Über das „Porterhaus“ am Millerntor 1a
1889 befand sich am Millerntorplatz 1 das Konzerthaus Ludwig, später die Hamburger Volksbühne, an der Ecke Reeperbahn/Millerntorplatz. 1908 wurde das „Porterhaus“ am Millerntorplatz 1a erbaut, ein großes Restaurant am Beginn der Reeperbahn.
Die Volksoper wurde 1943 zerstört. Das „Porterhaus“ war ebenfalls betroffen, doch als Zwangsarbeitslager konnte es weiterhin genutzt werden. Nach der Befreiung 1945 blieb es als einziges Gebäude an der Kreuzung der drei Straßen erhalten und wurde wieder instand gesetzt. Später befand sich dort ein Kino, die „Millerntor-Lichtspiele“. Anfang der 1960er Jahre wurde das Gebäude abgerissen. Seit 1997 steht auf dem gesamten Areal ein 11-geschossiges Büro- und Geschäftshaus.
Über die NS-Zwangsarbeiter in Hamburg und im „Porterhaus“
Von 1939 bis 1945 wurden rund 500.000 Zwangsarbeiter:innen in Hamburger Unternehmen eingesetzt. Sie wurden aus den von der Wehrmacht besetzten Ländern nach Deutschland verschleppt oder gezwungen, hier zu arbeiten. Jeden Tag marschierten Tausende Zwangsarbeiter morgens und abends durch die Hamburger Stadtteile, und in Tausenden Betrieben waren sie täglich präsent. Es war das offensichtlichste und sichtbarste NS-Verbrechen in Hamburg.nIm „Porterhaus“ wurden Unterkünfte für 200 von ihnen geschaffen. Im Mai 1943, als Filippo Faustinelli dort lebte, waren 130 Zwangsarbeiter in dem Gebäude untergebracht.
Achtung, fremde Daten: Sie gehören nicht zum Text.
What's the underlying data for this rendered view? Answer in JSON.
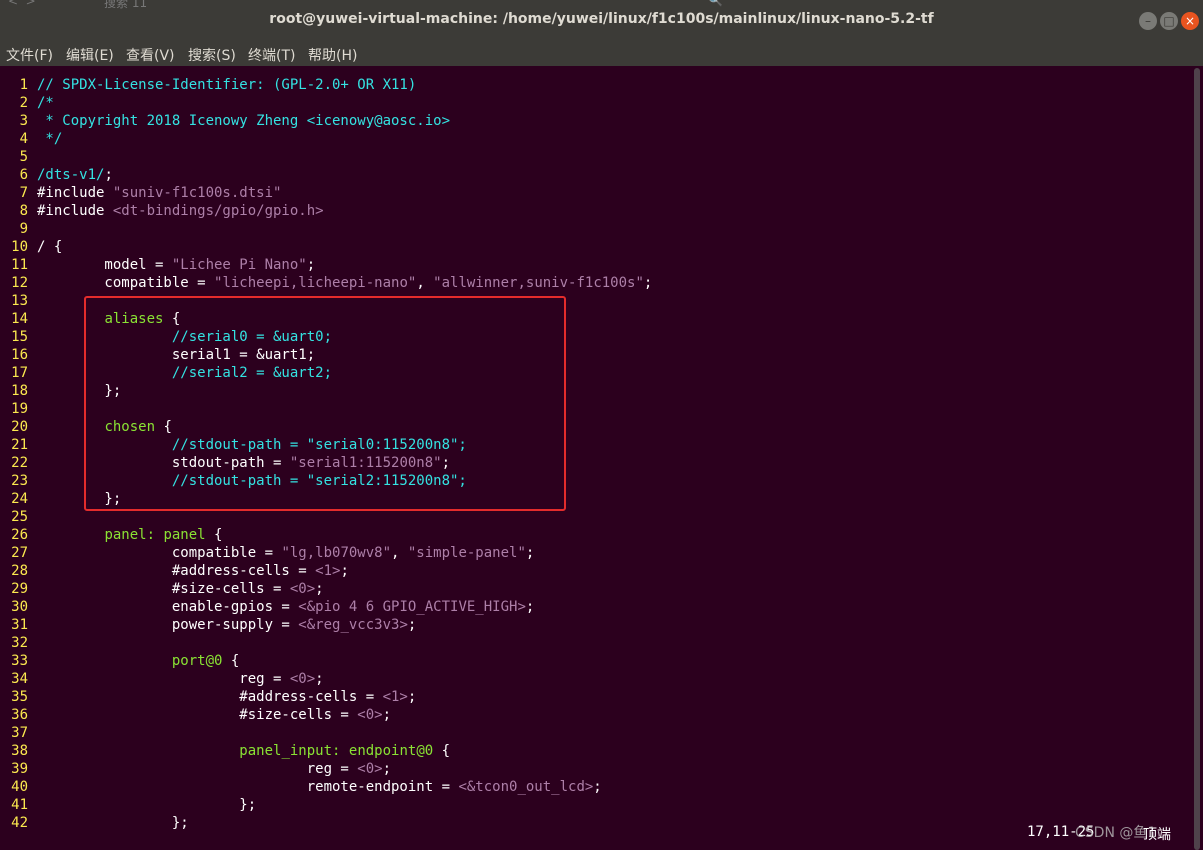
{
  "window": {
    "title": "root@yuwei-virtual-machine: /home/yuwei/linux/f1c100s/mainlinux/linux-nano-5.2-tf",
    "ghost_tab": "搜索 11",
    "controls": {
      "minimize": "–",
      "maximize": "□",
      "close": "×"
    }
  },
  "menu": [
    "文件(F)",
    "编辑(E)",
    "查看(V)",
    "搜索(S)",
    "终端(T)",
    "帮助(H)"
  ],
  "editor": {
    "lines": [
      {
        "n": "1",
        "segs": [
          {
            "t": "// SPDX-License-Identifier: (GPL-2.0+ OR X11)",
            "c": "comment"
          }
        ]
      },
      {
        "n": "2",
        "segs": [
          {
            "t": "/*",
            "c": "comment"
          }
        ]
      },
      {
        "n": "3",
        "segs": [
          {
            "t": " * Copyright 2018 Icenowy Zheng <icenowy@aosc.io>",
            "c": "comment"
          }
        ]
      },
      {
        "n": "4",
        "segs": [
          {
            "t": " */",
            "c": "comment"
          }
        ]
      },
      {
        "n": "5",
        "segs": []
      },
      {
        "n": "6",
        "segs": [
          {
            "t": "/dts-v1/",
            "c": "keyword"
          },
          {
            "t": ";",
            "c": "pp"
          }
        ]
      },
      {
        "n": "7",
        "segs": [
          {
            "t": "#include ",
            "c": "pp"
          },
          {
            "t": "\"suniv-f1c100s.dtsi\"",
            "c": "string"
          }
        ]
      },
      {
        "n": "8",
        "segs": [
          {
            "t": "#include ",
            "c": "pp"
          },
          {
            "t": "<dt-bindings/gpio/gpio.h>",
            "c": "string"
          }
        ]
      },
      {
        "n": "9",
        "segs": []
      },
      {
        "n": "10",
        "segs": [
          {
            "t": "/ {",
            "c": "pp"
          }
        ]
      },
      {
        "n": "11",
        "segs": [
          {
            "t": "        model = ",
            "c": "pp"
          },
          {
            "t": "\"Lichee Pi Nano\"",
            "c": "string"
          },
          {
            "t": ";",
            "c": "pp"
          }
        ]
      },
      {
        "n": "12",
        "segs": [
          {
            "t": "        compatible = ",
            "c": "pp"
          },
          {
            "t": "\"licheepi,licheepi-nano\"",
            "c": "string"
          },
          {
            "t": ", ",
            "c": "pp"
          },
          {
            "t": "\"allwinner,suniv-f1c100s\"",
            "c": "string"
          },
          {
            "t": ";",
            "c": "pp"
          }
        ]
      },
      {
        "n": "13",
        "segs": []
      },
      {
        "n": "14",
        "segs": [
          {
            "t": "        ",
            "c": "pp"
          },
          {
            "t": "aliases",
            "c": "label"
          },
          {
            "t": " {",
            "c": "pp"
          }
        ]
      },
      {
        "n": "15",
        "segs": [
          {
            "t": "                ",
            "c": "pp"
          },
          {
            "t": "//serial0 = &uart0;",
            "c": "comment"
          }
        ]
      },
      {
        "n": "16",
        "segs": [
          {
            "t": "                serial1 = &uart1;",
            "c": "pp"
          }
        ]
      },
      {
        "n": "17",
        "segs": [
          {
            "t": "                ",
            "c": "pp"
          },
          {
            "t": "//serial2 = &uart2;",
            "c": "comment"
          }
        ]
      },
      {
        "n": "18",
        "segs": [
          {
            "t": "        };",
            "c": "pp"
          }
        ]
      },
      {
        "n": "19",
        "segs": []
      },
      {
        "n": "20",
        "segs": [
          {
            "t": "        ",
            "c": "pp"
          },
          {
            "t": "chosen",
            "c": "label"
          },
          {
            "t": " {",
            "c": "pp"
          }
        ]
      },
      {
        "n": "21",
        "segs": [
          {
            "t": "                ",
            "c": "pp"
          },
          {
            "t": "//stdout-path = \"serial0:115200n8\";",
            "c": "comment"
          }
        ]
      },
      {
        "n": "22",
        "segs": [
          {
            "t": "                stdout-path = ",
            "c": "pp"
          },
          {
            "t": "\"serial1:115200n8\"",
            "c": "string"
          },
          {
            "t": ";",
            "c": "pp"
          }
        ]
      },
      {
        "n": "23",
        "segs": [
          {
            "t": "                ",
            "c": "pp"
          },
          {
            "t": "//stdout-path = \"serial2:115200n8\";",
            "c": "comment"
          }
        ]
      },
      {
        "n": "24",
        "segs": [
          {
            "t": "        };",
            "c": "pp"
          }
        ]
      },
      {
        "n": "25",
        "segs": []
      },
      {
        "n": "26",
        "segs": [
          {
            "t": "        ",
            "c": "pp"
          },
          {
            "t": "panel:",
            "c": "label"
          },
          {
            "t": " ",
            "c": "pp"
          },
          {
            "t": "panel",
            "c": "label"
          },
          {
            "t": " {",
            "c": "pp"
          }
        ]
      },
      {
        "n": "27",
        "segs": [
          {
            "t": "                compatible = ",
            "c": "pp"
          },
          {
            "t": "\"lg,lb070wv8\"",
            "c": "string"
          },
          {
            "t": ", ",
            "c": "pp"
          },
          {
            "t": "\"simple-panel\"",
            "c": "string"
          },
          {
            "t": ";",
            "c": "pp"
          }
        ]
      },
      {
        "n": "28",
        "segs": [
          {
            "t": "                #address-cells = ",
            "c": "pp"
          },
          {
            "t": "<1>",
            "c": "string"
          },
          {
            "t": ";",
            "c": "pp"
          }
        ]
      },
      {
        "n": "29",
        "segs": [
          {
            "t": "                #size-cells = ",
            "c": "pp"
          },
          {
            "t": "<0>",
            "c": "string"
          },
          {
            "t": ";",
            "c": "pp"
          }
        ]
      },
      {
        "n": "30",
        "segs": [
          {
            "t": "                enable-gpios = ",
            "c": "pp"
          },
          {
            "t": "<&pio 4 6 GPIO_ACTIVE_HIGH>",
            "c": "string"
          },
          {
            "t": ";",
            "c": "pp"
          }
        ]
      },
      {
        "n": "31",
        "segs": [
          {
            "t": "                power-supply = ",
            "c": "pp"
          },
          {
            "t": "<&reg_vcc3v3>",
            "c": "string"
          },
          {
            "t": ";",
            "c": "pp"
          }
        ]
      },
      {
        "n": "32",
        "segs": []
      },
      {
        "n": "33",
        "segs": [
          {
            "t": "                ",
            "c": "pp"
          },
          {
            "t": "port@0",
            "c": "label"
          },
          {
            "t": " {",
            "c": "pp"
          }
        ]
      },
      {
        "n": "34",
        "segs": [
          {
            "t": "                        reg = ",
            "c": "pp"
          },
          {
            "t": "<0>",
            "c": "string"
          },
          {
            "t": ";",
            "c": "pp"
          }
        ]
      },
      {
        "n": "35",
        "segs": [
          {
            "t": "                        #address-cells = ",
            "c": "pp"
          },
          {
            "t": "<1>",
            "c": "string"
          },
          {
            "t": ";",
            "c": "pp"
          }
        ]
      },
      {
        "n": "36",
        "segs": [
          {
            "t": "                        #size-cells = ",
            "c": "pp"
          },
          {
            "t": "<0>",
            "c": "string"
          },
          {
            "t": ";",
            "c": "pp"
          }
        ]
      },
      {
        "n": "37",
        "segs": []
      },
      {
        "n": "38",
        "segs": [
          {
            "t": "                        ",
            "c": "pp"
          },
          {
            "t": "panel_input:",
            "c": "label"
          },
          {
            "t": " ",
            "c": "pp"
          },
          {
            "t": "endpoint@0",
            "c": "label"
          },
          {
            "t": " {",
            "c": "pp"
          }
        ]
      },
      {
        "n": "39",
        "segs": [
          {
            "t": "                                reg = ",
            "c": "pp"
          },
          {
            "t": "<0>",
            "c": "string"
          },
          {
            "t": ";",
            "c": "pp"
          }
        ]
      },
      {
        "n": "40",
        "segs": [
          {
            "t": "                                remote-endpoint = ",
            "c": "pp"
          },
          {
            "t": "<&tcon0_out_lcd>",
            "c": "string"
          },
          {
            "t": ";",
            "c": "pp"
          }
        ]
      },
      {
        "n": "41",
        "segs": [
          {
            "t": "                        };",
            "c": "pp"
          }
        ]
      },
      {
        "n": "42",
        "segs": [
          {
            "t": "                };",
            "c": "pp"
          }
        ]
      }
    ]
  },
  "status": {
    "position": "17,11-25",
    "scroll_pos": "顶端",
    "watermark": "CSDN @鱼1"
  },
  "colors": {
    "background": "#2c001e",
    "line_numbers": "#fce94f",
    "comment": "#34e2e2",
    "string": "#ad7fa8",
    "label": "#8ae234",
    "highlight_box": "#e32c2c"
  }
}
Über das Bauunternehmen Max Giese
Seit 1941 setzte Max Giese Zwangsarbeiter aus der Sowjetunion, Polen, Frankreich, Belgien, den Niederlanden und Italien auf seinen Baustellen ein. Insgesamt beschäftigte das Unternehmen über 270 Menschen aus diesen Ländern an seinen verschiedenen Standorten von Flensburg bis Hamburg. In Hamburg arbeiteten 38 italienische Militärinternierte für Max Giese – italienische Soldaten, die seit September 1943 von der deutschen Wehrmacht gefangen genommen worden waren. Sie haben vermutlich im Zwangsarbeitslager auf der Trabrennbahn Farmsen leben müssen.
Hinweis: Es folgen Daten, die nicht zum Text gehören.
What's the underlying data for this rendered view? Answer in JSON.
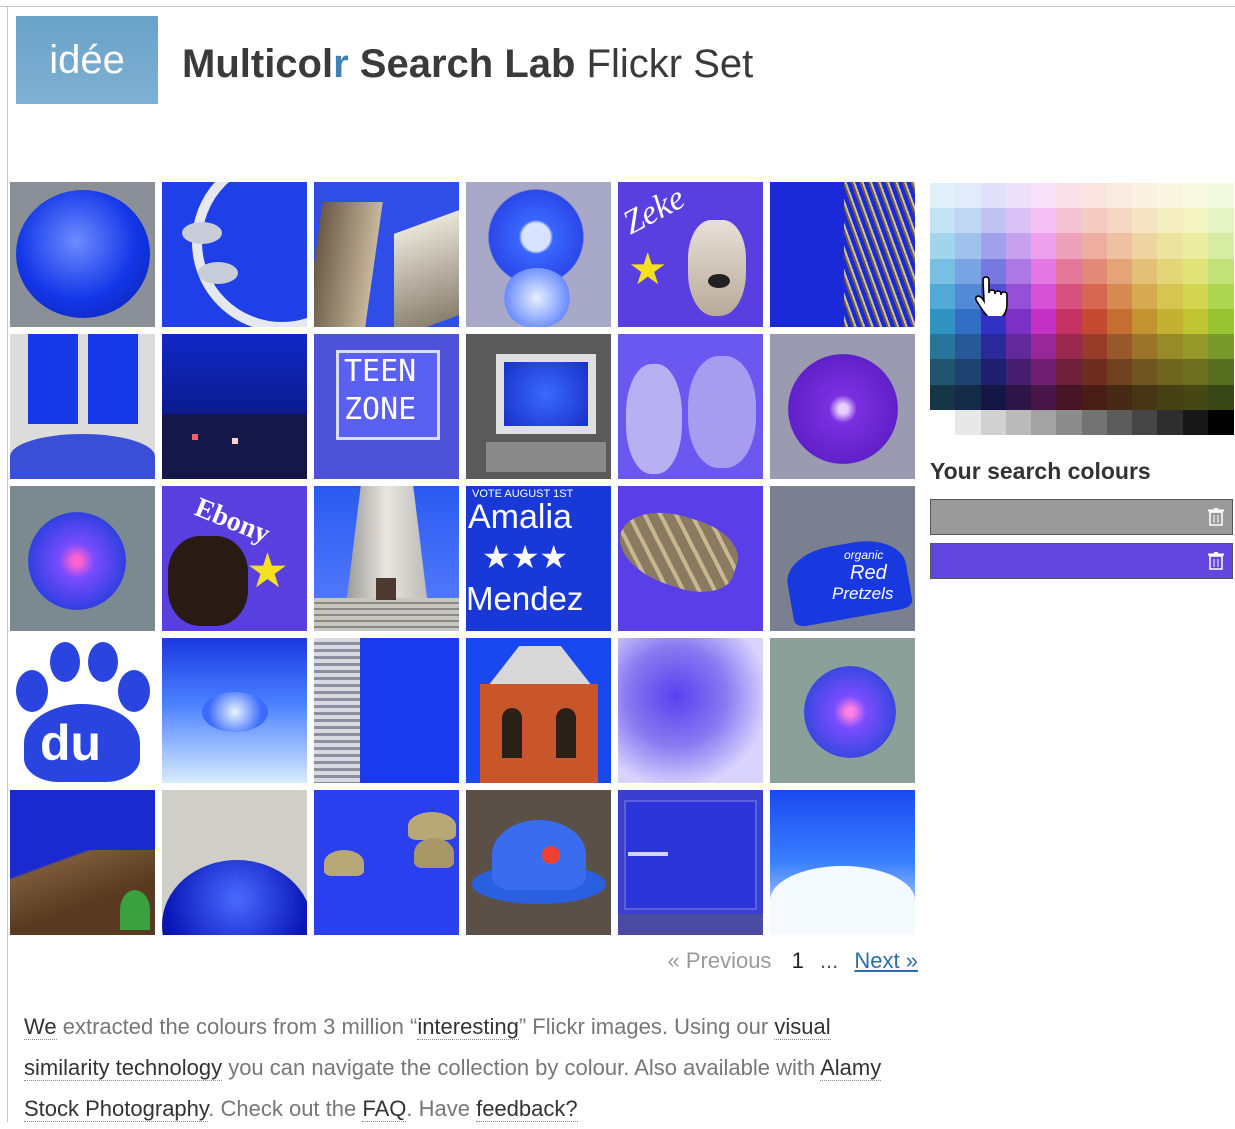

Filippo Faustinelli aus Italien musste für Max Giese arbeiten
Filippo Faustinelli war einer der Zwangsarbeiter, die im „Porterhaus“ lebten und für Max Giese arbeiten mussten. Er war 1941 aus Italien nach Hamburg als Arbeitsmigrant gekommen und hatte zunächst für die Deutsche Reichsbahn gearbeitet. Wann er genau zu Max Giese versetzt wurde, ist nicht bekannt. Es existiert ein Arbeitszettel vom Mai 1943, auf dem sein Name verzeichnet ist. Er wurde am 25. Juli 1905 in Sezze, einer Stadt in der Provinz Latina in Italien, geboren.
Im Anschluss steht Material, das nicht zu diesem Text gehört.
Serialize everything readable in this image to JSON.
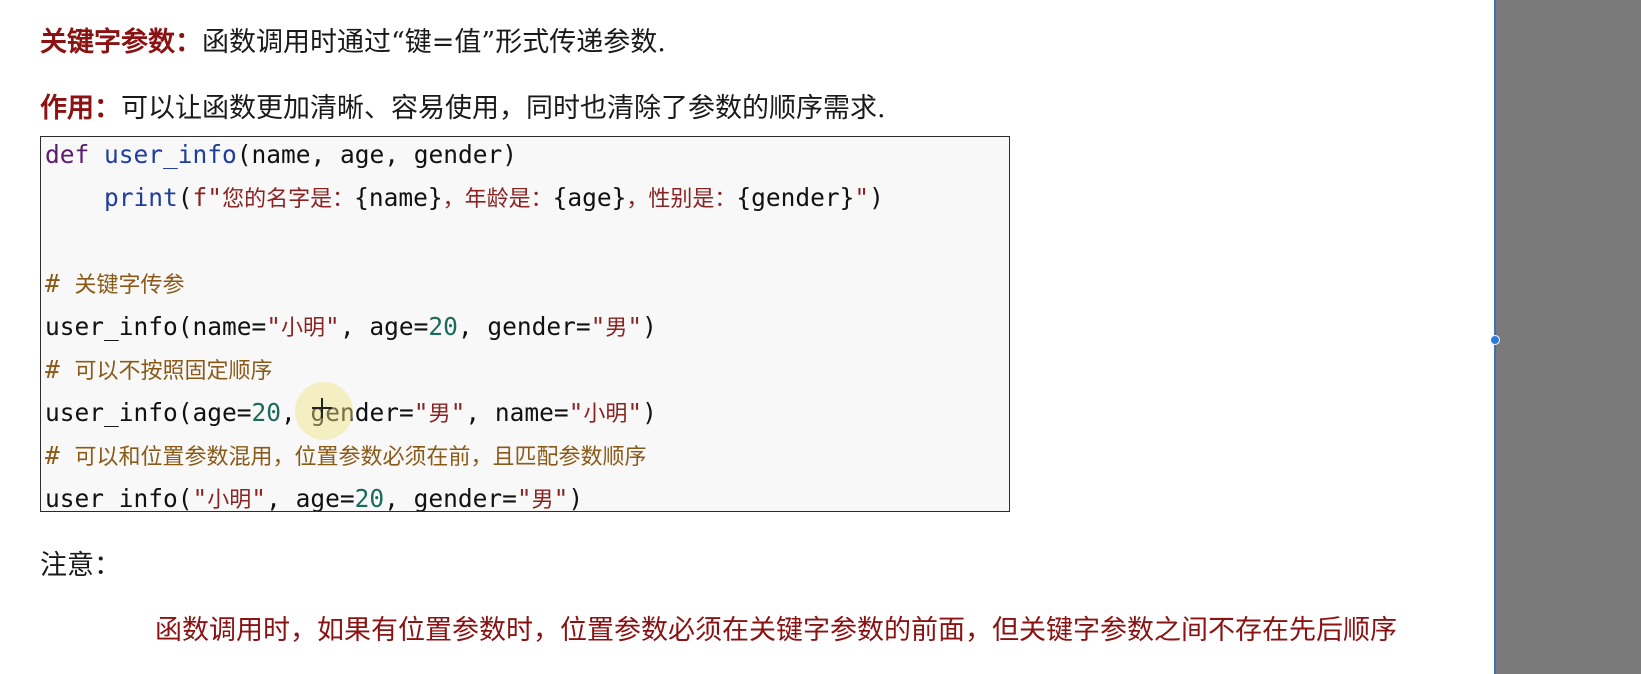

Im Juni 1944 wurde Filippo Faustinelli in Hamburg inhaftiert und zwischen dem 12. und 16. Juni 1944 ins KZ Neuengamme überstellt. Von dort wurde er in das Außenlager Schandelah, 20 km von Braunschweig entfernt, verschleppt. Hier baute die SS eine Fabrik, um den Versuch zu starten, aus Schiefer Erdöl zu gewinnen, nachdem durch die Kriegsführung der Alliierten die zentralen Mineralöl-Anlagen zerstört worden waren. Dafür wurden 800 KZ-Häftlinge aus Neuengamme nach Schandelah verschleppt. Filippo Faustinelli starb am 3. Dezember 1944 im Außenlager. Insgesamt kamen dort 200 Menschen ums Leben.
Erinnerung an Filippo Faustinelli am 3. Dezember 2024
Am 80. Jahrestag seiner Ermordung, dem 3. Dezember 2024, wird vor dem Billhorner Deich 76, dem ersten Lager, in dem Filippo Faustinelli lebte, ein Stolperstein verlegt. In Hamburg gibt es 7.000 dieser Steine, die an die Opfer des NS-Systems erinnern.